Gonzo journalist and Nixon nemesis Hunter S. Thompson, famous for his drug-sodden search for the American Dream “Fear and Loathing in Las Vegas,” was referring to a sports prediction, but it could be applied to his more controversial statement later in the article about the photos from Abu Ghraib (“all-american prison in Baghdad”).
Marc Cenedella of Stone commented on Thompson’s quote, which he includes for context:
“He blithely asserts:
‘These < horrifying digital snapshots of the American dream in action on foreign soil are worse than anything even I could have expected. I have been in this business a long time and I have seen many staggering things, but this one is over the line. Now I am really ashamed to carry an American passport. Not even the foulest atrocities of Adolf Hitler ever shocked me so badly as these photographs did.’

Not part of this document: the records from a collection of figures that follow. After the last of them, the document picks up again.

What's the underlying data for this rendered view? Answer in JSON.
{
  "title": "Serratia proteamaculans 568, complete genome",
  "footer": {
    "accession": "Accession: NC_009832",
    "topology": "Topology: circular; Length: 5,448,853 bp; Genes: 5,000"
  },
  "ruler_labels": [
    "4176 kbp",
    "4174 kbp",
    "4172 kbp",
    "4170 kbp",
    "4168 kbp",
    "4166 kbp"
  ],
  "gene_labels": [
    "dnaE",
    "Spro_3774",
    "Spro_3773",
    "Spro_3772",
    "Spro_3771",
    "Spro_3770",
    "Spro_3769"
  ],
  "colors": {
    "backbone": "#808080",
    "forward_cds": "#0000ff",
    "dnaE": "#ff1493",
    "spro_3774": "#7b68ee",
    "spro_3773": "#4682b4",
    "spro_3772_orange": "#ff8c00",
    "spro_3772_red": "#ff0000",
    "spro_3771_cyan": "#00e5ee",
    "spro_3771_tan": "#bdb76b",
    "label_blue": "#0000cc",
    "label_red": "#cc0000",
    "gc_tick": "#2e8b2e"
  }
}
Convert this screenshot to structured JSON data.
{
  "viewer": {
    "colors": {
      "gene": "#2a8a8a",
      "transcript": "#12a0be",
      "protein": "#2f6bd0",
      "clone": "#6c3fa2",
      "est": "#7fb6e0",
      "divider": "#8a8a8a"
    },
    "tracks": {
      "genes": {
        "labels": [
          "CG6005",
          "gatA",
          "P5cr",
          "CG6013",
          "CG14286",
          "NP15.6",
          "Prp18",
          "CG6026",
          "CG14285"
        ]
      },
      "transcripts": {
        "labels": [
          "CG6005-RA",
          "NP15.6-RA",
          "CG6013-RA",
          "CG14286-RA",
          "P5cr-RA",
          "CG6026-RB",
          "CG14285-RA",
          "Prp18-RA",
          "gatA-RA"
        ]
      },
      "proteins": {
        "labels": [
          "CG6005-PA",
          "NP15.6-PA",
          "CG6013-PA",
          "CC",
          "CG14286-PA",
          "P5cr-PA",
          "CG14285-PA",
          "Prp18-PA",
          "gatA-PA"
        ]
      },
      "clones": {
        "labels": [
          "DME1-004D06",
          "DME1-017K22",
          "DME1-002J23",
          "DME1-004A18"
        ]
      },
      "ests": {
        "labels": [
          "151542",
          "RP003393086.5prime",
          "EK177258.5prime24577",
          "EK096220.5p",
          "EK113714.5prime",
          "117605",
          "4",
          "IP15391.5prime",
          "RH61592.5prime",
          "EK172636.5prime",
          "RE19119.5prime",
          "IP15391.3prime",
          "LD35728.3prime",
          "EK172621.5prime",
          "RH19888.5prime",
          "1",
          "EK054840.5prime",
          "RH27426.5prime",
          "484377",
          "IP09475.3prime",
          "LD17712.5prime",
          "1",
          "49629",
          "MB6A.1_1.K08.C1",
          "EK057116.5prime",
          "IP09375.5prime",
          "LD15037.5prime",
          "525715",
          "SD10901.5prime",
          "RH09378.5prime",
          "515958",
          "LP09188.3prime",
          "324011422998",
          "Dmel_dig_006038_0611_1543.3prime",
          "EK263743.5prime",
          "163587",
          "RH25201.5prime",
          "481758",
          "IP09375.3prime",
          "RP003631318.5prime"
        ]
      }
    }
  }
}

“Michael Moore, Ted Rall, Hunter S. Thompson — do facts matter as long as we chuckle?”
But click on Cenedella’s link and you’ll find part of that quote. All except for the “atrocities of Adolph Hitler.”
“Yes, sir. We have taken the bull by the horns on this one, sports fans. These horrifying digital snapshots of the American dream in action on foreign soil are worse than anything even I could have expected. I have been in this business a long time and I have seen many staggering things, but this one is over the line. Now I am really ashamed to carry an American passport.
“And why would I want to go to Athens in the summer, anyway? Only a fool or a paid sportswriter would do a thing like that. … Or a suicidal terrorist, eh?”
Those ellipses are Thompson’s. But the Godwin argument, the invocation of Hitler that usually causes any online argument to spiral out of credibility land? Was that Thompson’s? Or a misquote on Cenedella’s part? Well, apparently, that WAS Thompson’s, until it got edited out, making Marc Cenedella of Stone look like he too is blithely unaware of the importance of facts.
But according to the Drudge Archives, via Seat of the Revolution, “after being linked to the DRUDGE REPORT, an order from a top editor demanded the sentence be taken down, according to an ESPN.com staffer.
“‘Hunter can go too far sometimes,’ the Bristol-based ESPN employee told the DRUDGE REPORT.”
The Slobokan blog said, “It’s one thing to use psychological warfare against enemy combatants, it’s another thing to kill millions of innocent people, and Hunter S. Thompson knows that.”
The quote caused the Rebel Yell to ask, “Is it worse than making lampshades out of human skin? Worse than injecting dye into the eyes of children, trying to make them blue? Is humiliating a couple dozen people more serious than the wholesale murder and cremation of millions?”
The Spacecraft blog had harsher words, saying, in response to the Drudge article, “We all know he’s an idiot, but I think he’s finally consumed so much airplane glue that his brain is a total loss.”
Thompson, who has been quoted in the past as saying he considers marijuana “a basic staple of life, along with beer and ice and grapefruits,” has addressed his penchant for hyperbole before.
In his book Songs of the Doomed, he is quoted as saying, “Some of the things I called Nixon obviously were not accurate. Nixon does not, as far as I know, f— pigs and sell used cars with cracked blocks. Nor is he corrupt beyond the ability of modern man to describe it. Those are exaggerations to make a point. My concern with accuracy is on a higher level than nickels and dimes, in a word, line by line.”